Tuesday, May 29, 2012

one way ticket

i bought a one way ticket to taiwan from texas using frequent flier miles.  it cost me $21.10.  

as i sat in my seat soaring across the pacific, watching a very bad movie with kate hudson and matthew mcconaughey, all i could feel was an overwhelming sense of panic. 

what. was. i. doing?

fleeing, apparently, in strongest sense of the word.   reflecting back on my decision making process, i am not entirely sure what gave me the ridiculous idea in the first place.   but it stuck.  

however, i did not arbitrarily point my finger at a world map and pick taiwan. i have roots here, with an impressively large extended family.  i became tefl certified (teaching english as a foreign language) while playing housewife in boston, and am reasonably fluent in mandarin.  

is this decision forever? no, not forever.  very little in life is ever forever, and all i know is this is for right now.  the truth is, i am buying time, and at the moment, i am feeling so, so much better.  


love, fif

Monday, May 21, 2012

we'll call it phase three.

life can change quickly.  up until one beautiful day last july, i thought i had it all.  at the time i didn't recognize the significance of the conversation that eventually snowballed into my current predicament:

30 years old, unemployed, and divorced (pending).
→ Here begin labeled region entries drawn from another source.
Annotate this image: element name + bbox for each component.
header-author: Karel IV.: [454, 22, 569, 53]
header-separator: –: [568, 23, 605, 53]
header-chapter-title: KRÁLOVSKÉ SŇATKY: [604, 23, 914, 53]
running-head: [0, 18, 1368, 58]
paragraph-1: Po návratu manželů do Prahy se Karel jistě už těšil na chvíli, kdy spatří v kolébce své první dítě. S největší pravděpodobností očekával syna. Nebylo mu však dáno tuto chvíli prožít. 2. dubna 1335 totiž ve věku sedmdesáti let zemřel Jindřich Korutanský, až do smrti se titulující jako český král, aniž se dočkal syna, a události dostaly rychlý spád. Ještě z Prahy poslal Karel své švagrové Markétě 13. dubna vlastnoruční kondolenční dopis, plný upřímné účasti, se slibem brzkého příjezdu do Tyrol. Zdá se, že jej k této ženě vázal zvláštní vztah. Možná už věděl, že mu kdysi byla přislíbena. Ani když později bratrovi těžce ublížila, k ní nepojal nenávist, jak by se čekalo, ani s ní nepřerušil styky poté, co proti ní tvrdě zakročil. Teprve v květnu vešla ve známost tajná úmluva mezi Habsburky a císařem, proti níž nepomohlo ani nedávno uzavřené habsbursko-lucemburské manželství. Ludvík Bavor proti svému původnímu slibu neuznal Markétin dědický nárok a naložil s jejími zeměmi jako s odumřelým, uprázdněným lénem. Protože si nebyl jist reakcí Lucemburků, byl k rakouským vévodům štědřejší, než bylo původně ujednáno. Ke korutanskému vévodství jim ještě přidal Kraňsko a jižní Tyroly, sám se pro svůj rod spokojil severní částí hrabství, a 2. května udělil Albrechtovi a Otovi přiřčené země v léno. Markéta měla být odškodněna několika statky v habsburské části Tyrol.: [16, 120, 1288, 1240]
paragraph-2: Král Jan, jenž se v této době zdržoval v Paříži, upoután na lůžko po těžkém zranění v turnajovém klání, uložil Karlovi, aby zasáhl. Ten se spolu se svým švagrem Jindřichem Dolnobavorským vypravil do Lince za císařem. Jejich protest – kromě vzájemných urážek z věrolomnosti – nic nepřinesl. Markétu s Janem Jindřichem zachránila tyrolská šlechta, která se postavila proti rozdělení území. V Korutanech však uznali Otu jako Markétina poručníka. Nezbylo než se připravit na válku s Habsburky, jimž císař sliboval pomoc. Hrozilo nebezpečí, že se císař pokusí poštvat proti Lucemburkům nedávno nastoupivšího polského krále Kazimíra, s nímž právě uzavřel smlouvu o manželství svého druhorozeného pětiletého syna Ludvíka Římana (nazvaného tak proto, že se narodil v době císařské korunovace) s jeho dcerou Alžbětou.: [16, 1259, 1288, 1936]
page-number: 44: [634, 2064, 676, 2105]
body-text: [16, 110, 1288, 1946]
my friends try to console me by saying, "at least you're not fat". 

the past many months has been mainly filled with pain, sadness, anger, and despair.  i needed a drastic change, an eat, pray, love type of change.  never mind that i loathe the eat, pray, love woman.  i couldn't get past the second half of the book, and i barely made it through the film.  i hate her and her first world problems, except i am annoying in exactly the same first world way- without all the money, and without a best-selling novel. 

drat.

so here i find myself, an american expat, starting over, in danger of dying a spinster, and flailing in formosa. 

care to join me on this super fun journey?